Abstract

Hydrogen-blending methane or even hydrogen moderate or intense low-oxygen dilution (MILD) combustion has attracted much interest due to its advantages of low CO2 and NOx emissions. This paper reports a comprehensive parametric study through kinetic modeling with the Glarborg2018 mechanism in a well-stirred reactor to evaluate the formation and reduction of NO during MILD combustion for CH4/H2 co-firing fuels over a wide range of hydrogen-blending ratios from no hydrogen to pure hydrogen. In particular, NO formation via thermal, prompt, NNH, and N2O-intermediate routes as well as NO reduction not only by hydrocarbon radicals but also by non-hydrocarbon radicals are separately investigated.

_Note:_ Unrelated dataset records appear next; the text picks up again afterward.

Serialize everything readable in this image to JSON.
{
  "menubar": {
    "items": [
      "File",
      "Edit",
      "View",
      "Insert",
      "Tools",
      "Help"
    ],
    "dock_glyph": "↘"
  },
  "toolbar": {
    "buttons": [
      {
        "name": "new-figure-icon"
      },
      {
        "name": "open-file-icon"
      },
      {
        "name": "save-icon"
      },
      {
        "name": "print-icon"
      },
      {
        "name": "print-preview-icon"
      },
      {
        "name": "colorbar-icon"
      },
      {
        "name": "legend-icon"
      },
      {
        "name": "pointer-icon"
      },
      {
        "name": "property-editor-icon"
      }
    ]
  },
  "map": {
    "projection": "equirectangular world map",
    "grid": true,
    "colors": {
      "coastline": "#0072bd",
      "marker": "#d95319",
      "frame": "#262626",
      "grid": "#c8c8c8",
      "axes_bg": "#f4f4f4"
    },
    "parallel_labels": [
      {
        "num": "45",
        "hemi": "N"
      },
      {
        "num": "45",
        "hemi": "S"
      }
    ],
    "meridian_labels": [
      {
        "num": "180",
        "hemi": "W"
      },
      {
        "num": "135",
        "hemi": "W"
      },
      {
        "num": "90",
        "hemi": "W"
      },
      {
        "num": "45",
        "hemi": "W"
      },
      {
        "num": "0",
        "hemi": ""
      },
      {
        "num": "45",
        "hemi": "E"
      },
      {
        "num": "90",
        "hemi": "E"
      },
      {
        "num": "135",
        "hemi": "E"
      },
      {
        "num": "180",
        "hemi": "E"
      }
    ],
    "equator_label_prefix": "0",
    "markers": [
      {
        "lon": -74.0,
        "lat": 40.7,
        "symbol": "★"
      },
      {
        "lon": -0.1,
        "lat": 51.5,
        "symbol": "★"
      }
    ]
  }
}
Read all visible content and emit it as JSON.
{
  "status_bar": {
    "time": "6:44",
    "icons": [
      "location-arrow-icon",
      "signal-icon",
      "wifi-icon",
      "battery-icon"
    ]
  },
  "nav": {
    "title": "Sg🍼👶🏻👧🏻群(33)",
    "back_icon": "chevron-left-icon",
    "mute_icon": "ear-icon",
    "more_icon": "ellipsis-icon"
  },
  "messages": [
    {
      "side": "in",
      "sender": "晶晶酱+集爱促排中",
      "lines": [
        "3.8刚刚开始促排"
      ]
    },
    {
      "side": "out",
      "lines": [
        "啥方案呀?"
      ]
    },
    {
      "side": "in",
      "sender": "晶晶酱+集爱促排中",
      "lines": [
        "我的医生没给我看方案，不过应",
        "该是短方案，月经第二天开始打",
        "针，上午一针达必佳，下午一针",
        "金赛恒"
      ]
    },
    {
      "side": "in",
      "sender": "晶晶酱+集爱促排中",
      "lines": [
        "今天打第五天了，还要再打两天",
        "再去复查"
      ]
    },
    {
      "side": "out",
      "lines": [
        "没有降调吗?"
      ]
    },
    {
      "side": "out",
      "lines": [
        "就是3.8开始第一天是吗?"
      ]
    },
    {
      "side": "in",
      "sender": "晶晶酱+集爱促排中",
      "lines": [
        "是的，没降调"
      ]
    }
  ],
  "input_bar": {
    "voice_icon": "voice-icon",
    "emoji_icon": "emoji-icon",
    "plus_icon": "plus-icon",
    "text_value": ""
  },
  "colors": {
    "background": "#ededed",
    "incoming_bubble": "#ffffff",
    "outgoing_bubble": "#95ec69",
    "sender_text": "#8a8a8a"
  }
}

The results show that, at a fixed residence time of 1 s, hydrogen addition cannot change the dominant role of the pathway via N2O under fuel-lean conditions, whereas it can change the major NO formation pathway from prompt to NNH under fuel-rich conditions. In hydrogen MILD combustion, the predominant pathway taken to convert N2 to NO is via N2O when the equivalence ratio is below 0.8, and with increasing equivalence ratio, the NNH pathway eventually prevails over the N2O-intermediate pathway to become the dominant one under reducing conditions. The NNH pathway at lower mixture temperatures and short residence times contributes more to NO production. On the other hand, NO reduction by non-hydrocarbon radicals, which proceeds primarily through the route H + NO → HNO → NH → N2, is effective in high-percentage hydrogen co-firing, while that by hydrocarbon radicals is weakened with hydrogen addition.